Impact of shortage and the difference between Markdown and Shortage

Management of a retail supply chain is one of the key elements that a retailer should consider to get the right amount of products onto the shelves in a cost-effective manner. Retail merchandise shortage usually occurs due to erroneous bookkeeping, customer and employee theft and damage of the merchandise/inventory. In most cases, shortage reduces profits, raised prices, reduced wages, implements tighter security and placing more focus on loss prevention. All these activities attributed by shortage make retailers to operate at a higher cost. For instance, heightening security depends on the nature of the retail shop.
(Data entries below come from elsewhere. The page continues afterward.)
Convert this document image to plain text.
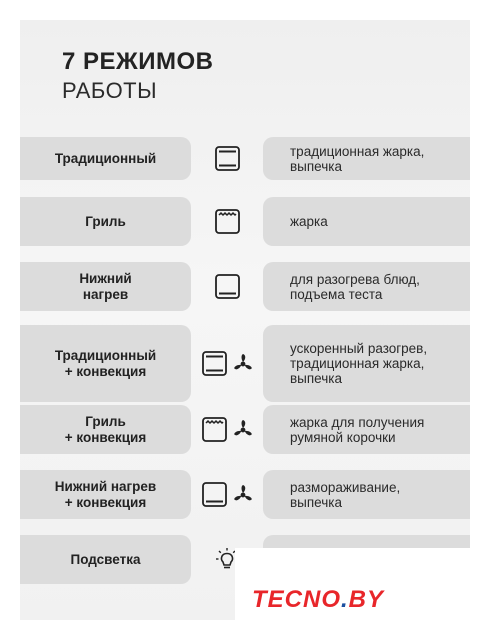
7 РЕЖИМОВ
РАБОТЫ
Традиционный	традиционная жарка,
выпечка
Гриль	жарка
Нижний
нагрев
для разогрева блюд,
подъема теста
Традиционный
+ конвекция
ускоренный разогрев,
традиционная жарка,
выпечка
Гриль
+ конвекция
жарка для получения
румяной корочки
Нижний нагрев
+ конвекция
размораживание,
выпечка
Подсветка
TECNO.BY
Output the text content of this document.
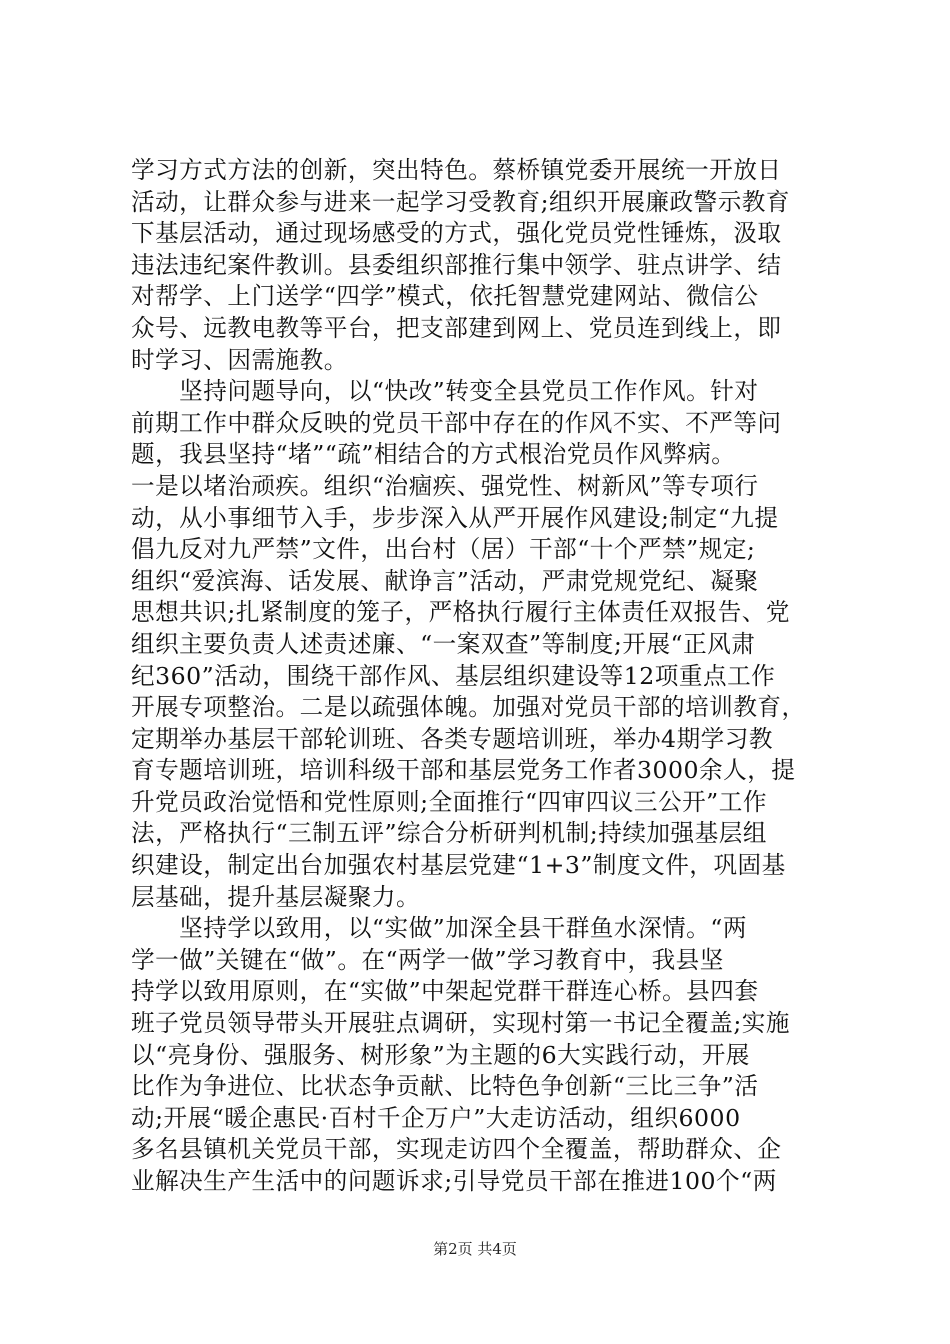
学习方式方法的创新，突出特色。蔡桥镇党委开展统一开放日
活动，让群众参与进来一起学习受教育;组织开展廉政警示教育
下基层活动，通过现场感受的方式，强化党员党性锤炼，汲取
违法违纪案件教训。县委组织部推行集中领学、驻点讲学、结
对帮学、上门送学“四学”模式，依托智慧党建网站、微信公
众号、远教电教等平台，把支部建到网上、党员连到线上，即
时学习、因需施教。
　　坚持问题导向，以“快改”转变全县党员工作作风。针对
前期工作中群众反映的党员干部中存在的作风不实、不严等问
题，我县坚持“堵”“疏”相结合的方式根治党员作风弊病。
一是以堵治顽疾。组织“治痼疾、强党性、树新风”等专项行
动，从小事细节入手，步步深入从严开展作风建设;制定“九提
倡九反对九严禁”文件，出台村（居）干部“十个严禁”规定;
组织“爱滨海、话发展、献诤言”活动，严肃党规党纪、凝聚
思想共识;扎紧制度的笼子，严格执行履行主体责任双报告、党
组织主要负责人述责述廉、“一案双查”等制度;开展“正风肃
纪360”活动，围绕干部作风、基层组织建设等12项重点工作
开展专项整治。二是以疏强体魄。加强对党员干部的培训教育，
定期举办基层干部轮训班、各类专题培训班，举办4期学习教
育专题培训班，培训科级干部和基层党务工作者3000余人，提
升党员政治觉悟和党性原则;全面推行“四审四议三公开”工作
法，严格执行“三制五评”综合分析研判机制;持续加强基层组
织建设，制定出台加强农村基层党建“1+3”制度文件，巩固基
层基础，提升基层凝聚力。
　　坚持学以致用，以“实做”加深全县干群鱼水深情。“两
学一做”关键在“做”。在“两学一做”学习教育中，我县坚
持学以致用原则，在“实做”中架起党群干群连心桥。县四套
班子党员领导带头开展驻点调研，实现村第一书记全覆盖;实施
以“亮身份、强服务、树形象”为主题的6大实践行动，开展
比作为争进位、比状态争贡献、比特色争创新“三比三争”活
动;开展“暖企惠民·百村千企万户”大走访活动，组织6000
多名县镇机关党员干部，实现走访四个全覆盖，帮助群众、企
业解决生产生活中的问题诉求;引导党员干部在推进100个“两
第2页 共4页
Ensuring security can lead to extra costs of hiring uniformed security guards and experienced bookkeepers to monitor stock in and stock outs. Besides the retail operating at a higher cost, heightening security can also lead to mistrust between employees and management (Dunne, Lusch & Carver, 2013).
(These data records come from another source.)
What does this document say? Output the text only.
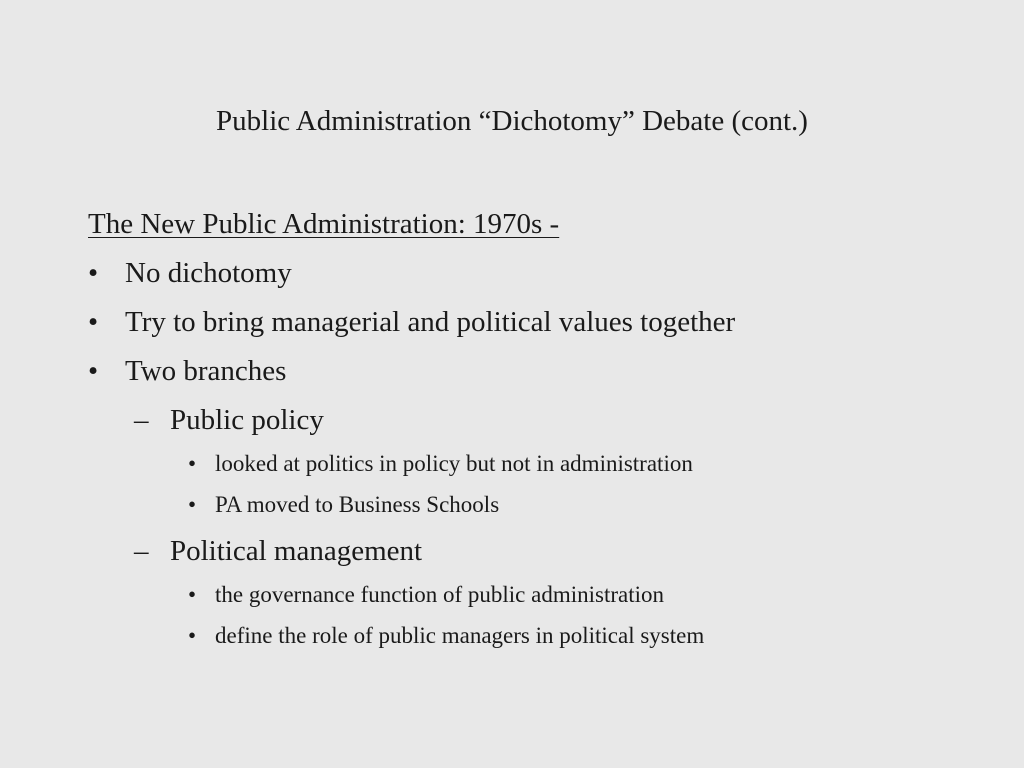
Public Administration “Dichotomy” Debate (cont.)
The New Public Administration: 1970s -
• No dichotomy
• Try to bring managerial and political values together
• Two branches
– Public policy
• looked at politics in policy but not in administration
• PA moved to Business Schools
– Political management
• the governance function of public administration
• define the role of public managers in political system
The issue of shortage also leads to reduced wages. Usually, retailers pay their employees lesser amounts during product shortage period because they are operating at reduced profits. Offering low salaries and holding the line on wage increases makes it more difficult for retailers to retain high-quality employees. Additionally, a report by the National Supermarket Research Group, retailers operates in low-profit margins to remain competitive during the shortage period, and the reduced profits have adverse effects on the full business operability (Horan, 1997).

The main difference between markdown and shortage is that markdowns are used to push sales of particular merchandise at a price lower than the marked price, while shortage is used to identify inventories or merchandise that a retailer records as being on the shelf but it’s not actually on hand or it has been damaged.
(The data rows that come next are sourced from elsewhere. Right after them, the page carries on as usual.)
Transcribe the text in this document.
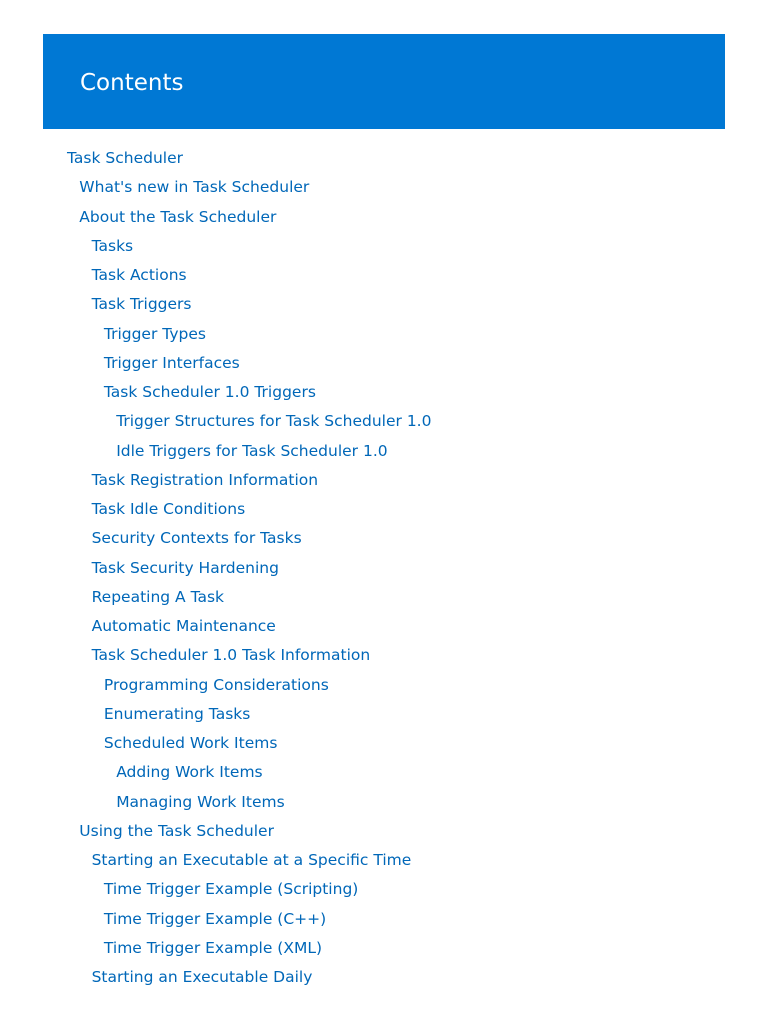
Contents
Task Scheduler
What's new in Task Scheduler
About the Task Scheduler
Tasks
Task Actions
Task Triggers
Trigger Types
Trigger Interfaces
Task Scheduler 1.0 Triggers
Trigger Structures for Task Scheduler 1.0
Idle Triggers for Task Scheduler 1.0
Task Registration Information
Task Idle Conditions
Security Contexts for Tasks
Task Security Hardening
Repeating A Task
Automatic Maintenance
Task Scheduler 1.0 Task Information
Programming Considerations
Enumerating Tasks
Scheduled Work Items
Adding Work Items
Managing Work Items
Using the Task Scheduler
Starting an Executable at a Specific Time
Time Trigger Example (Scripting)
Time Trigger Example (C++)
Time Trigger Example (XML)
Starting an Executable Daily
About Customer profiling and have retailers crossed the line?

Today, most retailers have become more aggressive in loss prevention strategies, which aim at taking no chances in restricting suspicious customers, even if it means intercepting innocent individuals. The move by these stores has done much worse than good. Most customers who are intercepted at a particular store feel intimidated and swear not to shop at the warehouse again. Customer profiling has also raised racial concerns. Most African Americans and Latinos feel that they are being denied the right to shop at their preferable stores. Most victimized African Americans and Latinos suspected of profiling are cleared by police without charges due to lack of evidence. According to Goodman (2013), none of the client profiling accusations brought forward was accused of any crime by the police.

Impact of employee theft

Most retailers use the black listing as a way of keeping employees from stealing merchandise. Although some employees might be legally responsible for stealing merchandise, some the employees will confess to theft crimes without understanding the impact of their confession.  However, it’s advisable for companies and retailers to ensure their employee's details are scanned and verified to ensure they have good morals and don’t have a previous theft record. According to Clifford & Silver-Greenberg, 2013), beyond scanning employees, some retailers victimize their employees even when they have done nothing wrong. Blacklisting won’t solve the problem as employees might not give valid information during employment. However, Singh (2011), argue that retailers should instead plan for reduction. Retailers should minimize vendor theft and employee theft by planning purchase, planning for cost reductions through involving markdowns. Additionally, cases of employee theft should be provable and justifiable. Relying on an employee history of work and behavior might not help that much. Employees should be taught on accountability and judge them according to where they go wrong (Horan, 1997).